Als das allgemeine Landrecht für die Preußischen Staaten (PrALR) 1794 erlassen wurde, befand sich die Gesellschaft am Übergang von der Ständeordnung zum Liberalismus.[2]:131 Die in den §§ 74 und 75 PrALR[3] festgelegte Verpflichtung der Obrigkeit,[4] dem Bürger für Sonderopfer eine Entschädigung zu zahlen,[2][1] stellte zu dieser Zeit eine wesentliche Verbesserung gegenüber den vormaligen landesherrlichen Hoheitsrechten dar.[5]:12 In der Folgezeit wurde diese Praxis zunächst als Gewohnheitsrecht vom Reichsgericht und später vom Bundesgerichtshof übernommen, bis das Bundesverfassungsgericht 1981 im Nassauskiesungsbeschluss den bis heute gültigen Vorrang des Primärrechtsschutzes festlegte.[6] Dieser Grundsatz verpflichtet den Bürger entsprechend dem Subsidiaritätsprinzip, zur Durchsetzung seiner Ansprüche vor Gericht zunächst die ihm zur Verfügung stehenden Rechtsbehelfe zu nutzen, bevor er einen Aufopferungsanspruch geltend machen kann.[7] In der heutigen Zeit wird „dulde und liquidiere“ vermehrt als ein geflügeltes Wort mit abwertender Bedeutung verwendt.[8][9]

Einzelnachweise

  1. a b Otto Mayer: Deutsches Verwaltungsrecht. Erster Band , Leipzig, 1895, (Digitalisat und Volltext im Deutschen Textarchiv)
  2. a b André Niesler: „Aufopferung“ und „Enteignung“ vom ALR bis zur WRV. In: Institut für Juristische Zeitgeschichte Hagen: Jahrbuch der Juristischen Zeitgeschichte. Band 8 2006/2007, ISBN 978-3-8305-1471-8 (Volltext in der Google-Buchsuche.)
  3. Allgemeines Landrecht für die Preußischen Staaten vom 1. Juni 1794, Einleitung (Volltext bei OpinioIuris: Die freie juristische Bibliothek).
  4. Wilhelm Merk: Deutsches Verwaltungsrecht. Erster Band, Duncker & Humblot Berlin, 1962, ISBN 978-3-428-01024-0 (Volltext in der Google-Buchsuche.)
  5. Karl-Edmund Hemmer, Achim Wüst: E-book Staatshaftungsrecht. 5. Auflage 2018, ISBN 978-3-86193-741-8 (Online als Leseprobe).
  6. Hermann Pünder: „Dulde und liquidiere“ im Vergaberecht? Zum notwendigen Primärrechtsschutz unterhalb der Schwellenwerte. In: Vergaberecht. Band 16, Ausgabe 6, S. 693–701, ISSN 2366-2247 (Online), ISSN 1617-1063 (Print), doi:10.1515/zgvr-2016-0604.

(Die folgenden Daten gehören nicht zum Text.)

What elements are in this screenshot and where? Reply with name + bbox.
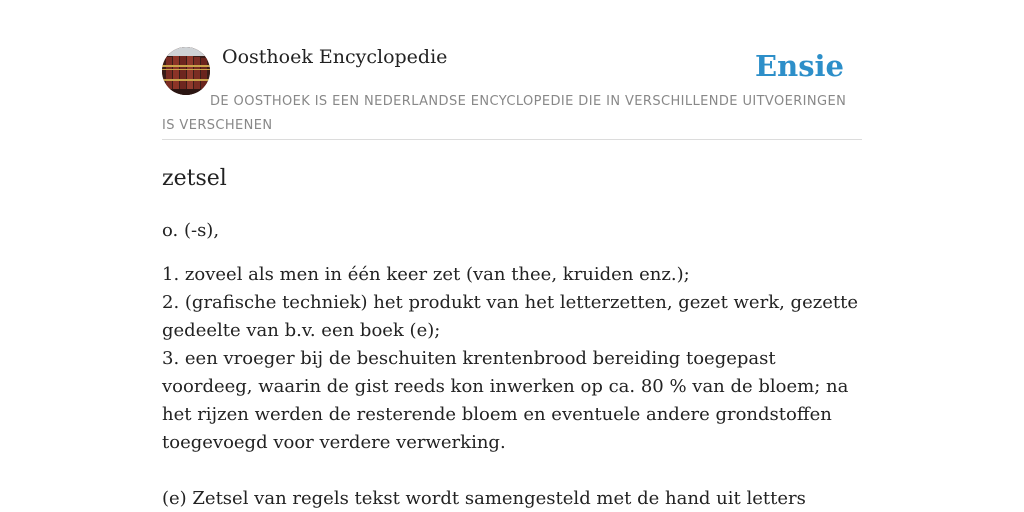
site-title[interactable]: Oosthoek Encyclopedie bbox=[222, 46, 448, 68]
avatar[interactable] bbox=[162, 47, 210, 95]
page-header bbox=[162, 0, 862, 140]
entry-note: (e) Zetsel van regels tekst wordt samengesteld met de hand uit letters bbox=[162, 488, 806, 509]
page-container bbox=[162, 0, 862, 512]
entry-grammar: o. (-s), bbox=[162, 220, 220, 241]
book-spines-icon bbox=[162, 47, 210, 95]
entry-title: zetsel bbox=[162, 166, 227, 191]
site-tagline: DE OOSTHOEK IS EEN NEDERLANDSE ENCYCLOPEDIE DIE IN VERSCHILLENDE UITVOERINGEN IS VERSCHENEN bbox=[162, 94, 847, 133]
definition-item: 1. zoveel als men in één keer zet (van thee, kruiden enz.); bbox=[162, 264, 690, 285]
definition-item: 2. (grafische techniek) het produkt van het letterzetten, gezet werk, gezette gedeelte van b.v. een boek (e); bbox=[162, 292, 858, 341]
entry-definitions bbox=[162, 261, 867, 457]
ensie-logo-link[interactable]: Ensie bbox=[755, 49, 844, 83]
definition-item: 3. een vroeger bij de beschuiten krentenbrood bereiding toegepast voordeeg, waarin de gist reeds kon inwerken op ca. 80 % van de bloem; na het rijzen werden de resterende bloem en eventuele andere grondstoffen toegevoegd voor verdere verwerking. bbox=[162, 348, 849, 453]
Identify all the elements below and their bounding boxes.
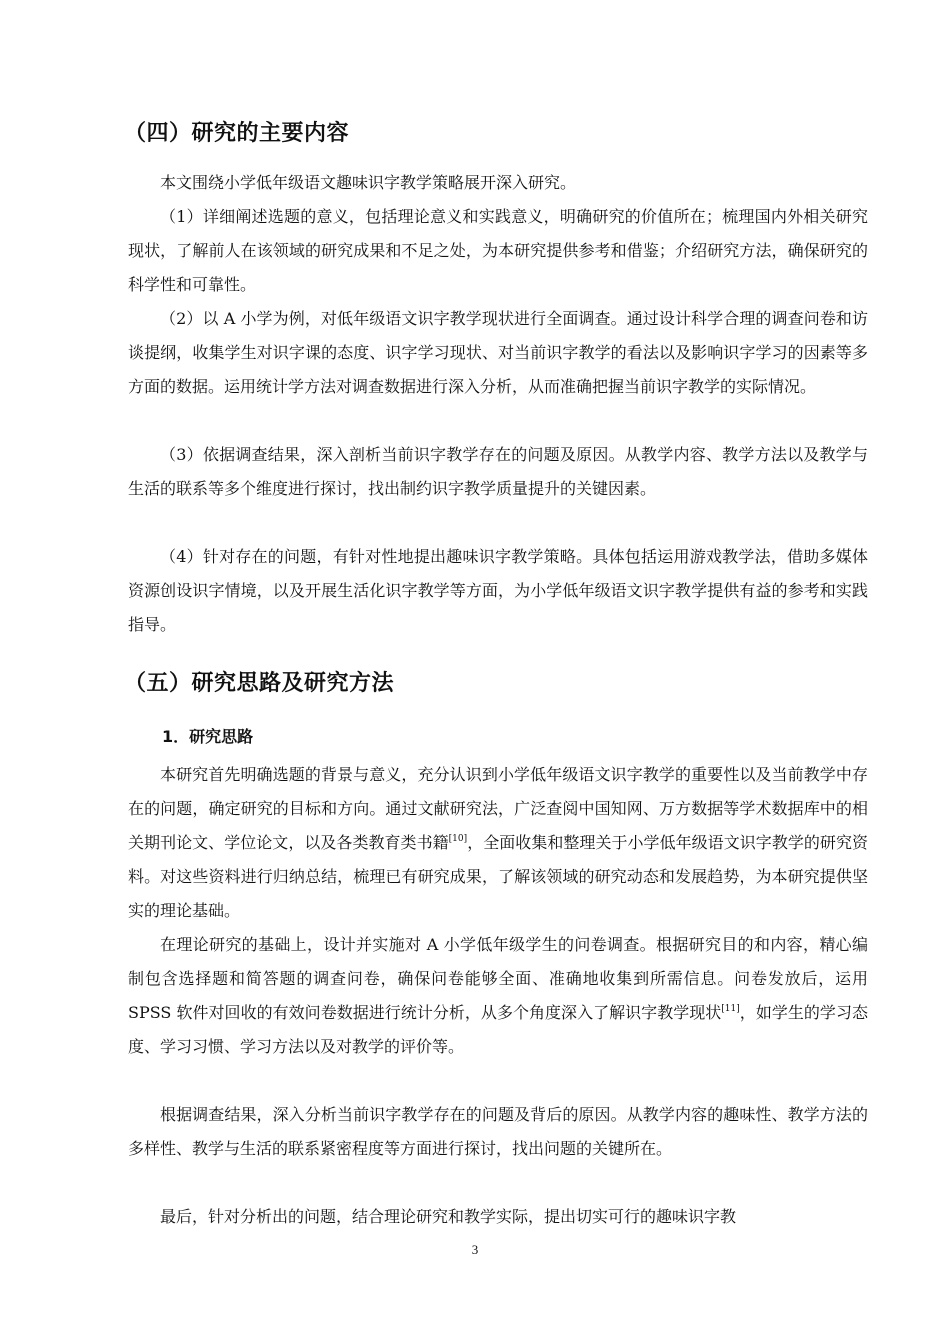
subsection-heading-1: 1．研究思路 (162, 727, 254, 746)
section5-paragraph-1 (128, 758, 868, 928)
section4-intro: 本文围绕小学低年级语文趣味识字教学策略展开深入研究。 (160, 173, 577, 192)
section5-paragraph-3: 根据调查结果，深入分析当前识字教学存在的问题及背后的原因。从教学内容的趣味性、教学方法的多样性、教学与生活的联系紧密程度等方面进行探讨，找出问题的关键所在。 (128, 1105, 868, 1158)
section4-item-2: （2）以 A 小学为例，对低年级语文识字教学现状进行全面调查。通过设计科学合理的调查问卷和访谈提纲，收集学生对识字课的态度、识字学习现状、对当前识字教学的看法以及影响识字学习的因素等多方面的数据。运用统计学方法对调查数据进行深入分析，从而准确把握当前识字教学的实际情况。 (128, 309, 868, 396)
paragraph-text: ，全面收集和整理关于小学低年级语文识字教学的研究资料。对这些资料进行归纳总结，梳理已有研究成果，了解该领域的研究动态和发展趋势，为本研究提供坚实的理论基础。 (128, 833, 868, 920)
section-heading-5: （五）研究思路及研究方法 (124, 671, 395, 696)
page-number: 3 (471, 1242, 479, 1257)
citation-ref: [10] (448, 834, 468, 844)
paragraph-text: 本研究首先明确选题的背景与意义，充分认识到小学低年级语文识字教学的重要性以及当前教学中存在的问题，确定研究的目标和方向。通过文献研究法，广泛查阅中国知网、万方数据等学术数据库中的相关期刊论文、学位论文，以及各类教育类书籍 (128, 765, 868, 852)
section-heading-4: （四）研究的主要内容 (124, 121, 350, 146)
section4-item-1: （1）详细阐述选题的意义，包括理论意义和实践意义，明确研究的价值所在；梳理国内外相关研究现状，了解前人在该领域的研究成果和不足之处，为本研究提供参考和借鉴；介绍研究方法，确保研究的科学性和可靠性。 (128, 207, 868, 294)
paragraph-text: ，如学生的学习态度、学习习惯、学习方法以及对教学的评价等。 (128, 1003, 868, 1056)
paragraph-text: 在理论研究的基础上，设计并实施对 A 小学低年级学生的问卷调查。根据研究目的和内容，精心编制包含选择题和简答题的调查问卷，确保问卷能够全面、准确地收集到所需信息。问卷发放后，运用 SPSS 软件对回收的有效问卷数据进行统计分析，从多个角度深入了解识字教学现状 (128, 935, 868, 1022)
section4-item-3: （3）依据调查结果，深入剖析当前识字教学存在的问题及原因。从教学内容、教学方法以及教学与生活的联系等多个维度进行探讨，找出制约识字教学质量提升的关键因素。 (128, 445, 868, 498)
citation-ref: [11] (721, 1004, 740, 1014)
section4-item-4: （4）针对存在的问题，有针对性地提出趣味识字教学策略。具体包括运用游戏教学法，借助多媒体资源创设识字情境，以及开展生活化识字教学等方面，为小学低年级语文识字教学提供有益的参考和实践指导。 (128, 547, 868, 634)
section5-paragraph-4: 最后，针对分析出的问题，结合理论研究和教学实际，提出切实可行的趣味识字教 (160, 1207, 737, 1226)
section5-paragraph-2 (128, 928, 868, 1064)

  7. Thomes Pfeiffer: Staatshaftung für Eigentumseingriffe, abgerufen am 27. April 2019.
  8. Karl-Peter Sommermann (Hrsg.), Bert Schaffarzik (Hrsg.): Handbuch der Geschichte der Verwaltungsgerichtsbarkeit in Deutschland und Europa. Springer-Verlag Berlin Heidelberg, 2019, eBook ISBN 978-3-642-41235-6, Hardcover ISBN 978-3-642-41234-9, doi:10.1007/978-3-642-41235-6 (Volltext in der Google-Buchsuche.)
  9. So bspw. vielfach in den Gesetzesmaterialien und Stellungnahmen zum Rechtsschutz bei überlangen Gerichtsverfahren und strafrechtlichen Ermittlungsverfahren.